Security forces used force to prevent the protesters from reaching the National Assembly. Policemen in heavy gear and armored cars blocked the way to the center, where red-clad supporters of authoritarian socialist President Nicolás Maduro had gathered. Opposition supporters, many of whom were wrapped in the colors of the Venezuelan flag, were pushed back with tear gas.
Guaidó, who is also the President of Parliament, and other opposition politicians then held a "spontaneous meeting" in a square in another part of the city. "We can change this country," he tried to spread courage. There were also minor protests in various cities in the country. Guaidó announced another demonstration for Thursday. He had led the March in Caracas with the aim of regaining control of the National Assembly after a faction of the opposition, together with the ruling socialist party, took it over two months ago.
For the opposition leader, it was also about getting street support again in his attempt to push Maduro out of office.
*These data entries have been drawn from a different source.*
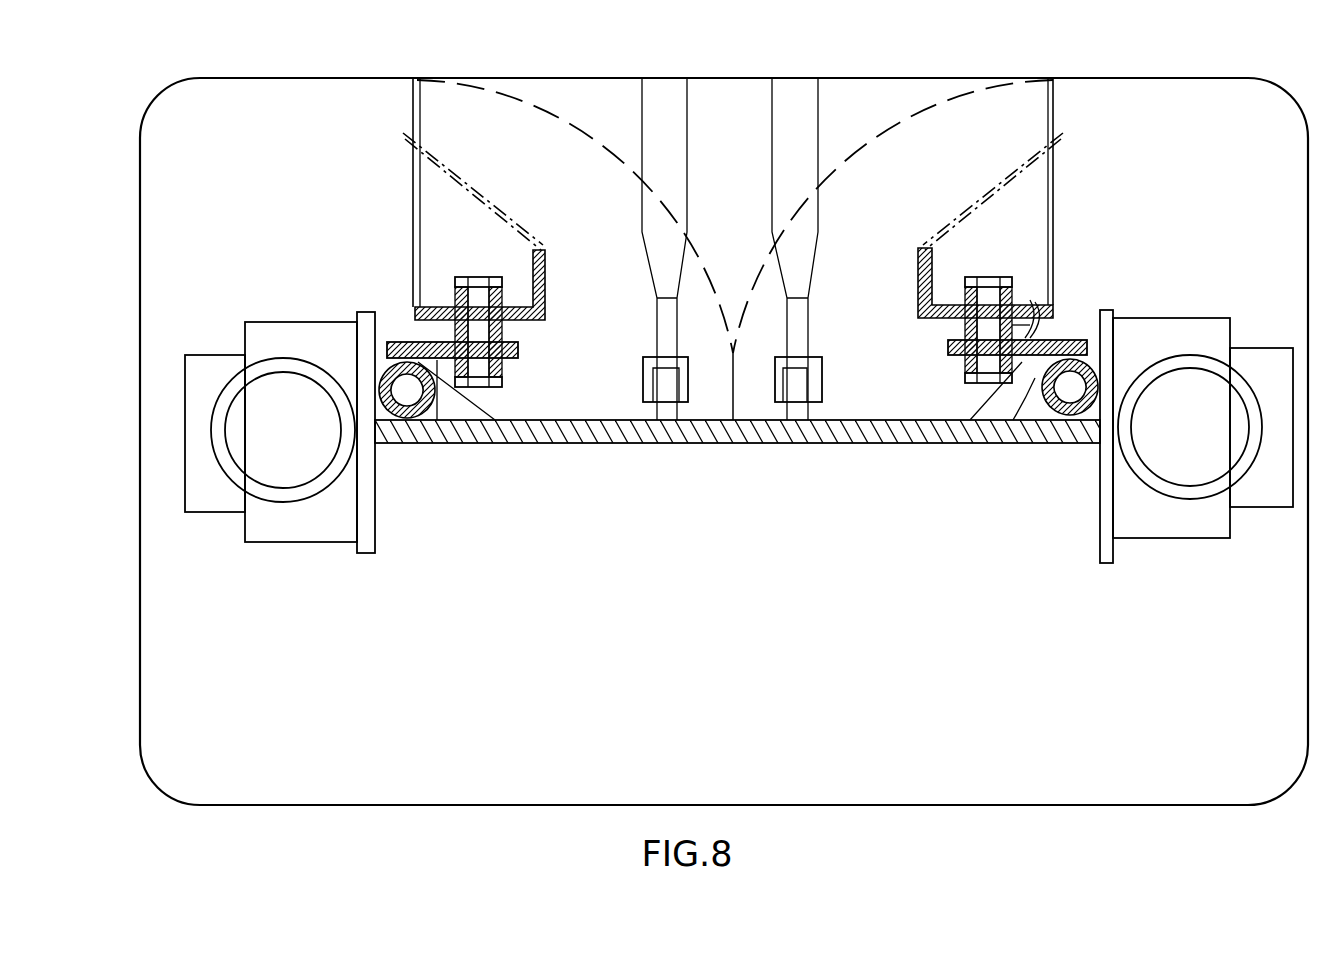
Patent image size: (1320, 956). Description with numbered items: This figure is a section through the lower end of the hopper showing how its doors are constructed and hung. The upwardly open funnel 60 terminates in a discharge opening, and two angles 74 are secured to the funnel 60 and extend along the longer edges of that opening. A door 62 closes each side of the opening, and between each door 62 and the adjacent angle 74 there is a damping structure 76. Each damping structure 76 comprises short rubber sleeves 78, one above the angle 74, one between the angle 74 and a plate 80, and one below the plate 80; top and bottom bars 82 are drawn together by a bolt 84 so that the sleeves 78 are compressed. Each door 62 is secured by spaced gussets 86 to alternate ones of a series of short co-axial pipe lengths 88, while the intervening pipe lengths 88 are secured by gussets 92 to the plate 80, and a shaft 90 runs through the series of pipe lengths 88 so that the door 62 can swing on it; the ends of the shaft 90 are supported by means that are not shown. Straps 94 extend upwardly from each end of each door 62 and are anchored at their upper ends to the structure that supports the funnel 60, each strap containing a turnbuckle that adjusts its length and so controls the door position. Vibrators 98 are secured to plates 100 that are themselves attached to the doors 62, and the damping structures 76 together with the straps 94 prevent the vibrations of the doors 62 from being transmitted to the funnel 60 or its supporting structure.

The funnel 60 is at (476, 186).
The door 62 is at (566, 444).
The angle 74 is at (547, 278).
The damping structure 76 is at (396, 322).
The rubber sleeve 78 is at (1032, 300).
The plate 80 is at (948, 348).
The top and bottom bars 82 is at (978, 276).
The bolt 84 is at (988, 328).
The gusset 86 is at (493, 412).
The pipe length 88 is at (438, 366).
The shaft 90 is at (406, 395).
The gusset 92 is at (438, 306).
The strap 94 is at (690, 92).
The vibrator 98 is at (209, 513).
The plate 100 is at (353, 554).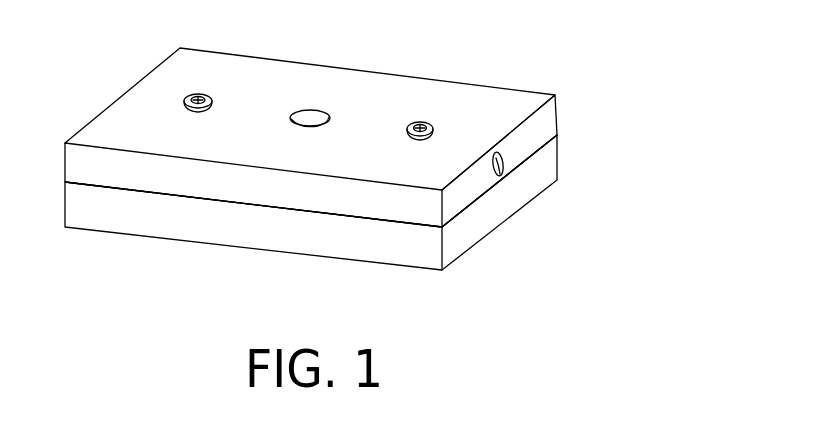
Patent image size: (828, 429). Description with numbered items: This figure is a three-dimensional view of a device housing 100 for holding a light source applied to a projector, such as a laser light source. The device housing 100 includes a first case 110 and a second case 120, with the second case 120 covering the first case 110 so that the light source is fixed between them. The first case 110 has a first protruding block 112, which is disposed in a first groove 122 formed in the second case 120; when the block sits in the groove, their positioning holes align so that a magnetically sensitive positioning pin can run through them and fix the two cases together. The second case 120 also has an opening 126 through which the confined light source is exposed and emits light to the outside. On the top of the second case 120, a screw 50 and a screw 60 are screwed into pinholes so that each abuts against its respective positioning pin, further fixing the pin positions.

The march was the first demonstration that Guaidó called for after a trip abroad. He had traveled to Colombia, Europe and the United States for around three weeks in January and February, where US President Donald Trump welcomed him to the White House.
Around 60 countries, including Germany, have now recognized Guaidó as a legitimate head of the transition state, but so far he has not been able to establish himself in Venezuela. When he declared himself transition president in January last year, he mobilized the masses. In the past few months, however, the inflow has decreased, also because Maduro is still firmly in the saddle despite increased US sanctions.
In her report to the UN Human Rights Council in Geneva, UN Human Rights Commissioner Michelle Bachelet expressed concern that acts of violence against opposition politicians in Venezuela were still the order of the day. The political and economic crisis in the country has driven around 4.9 million people into exile in recent years, according to Bachelet's report.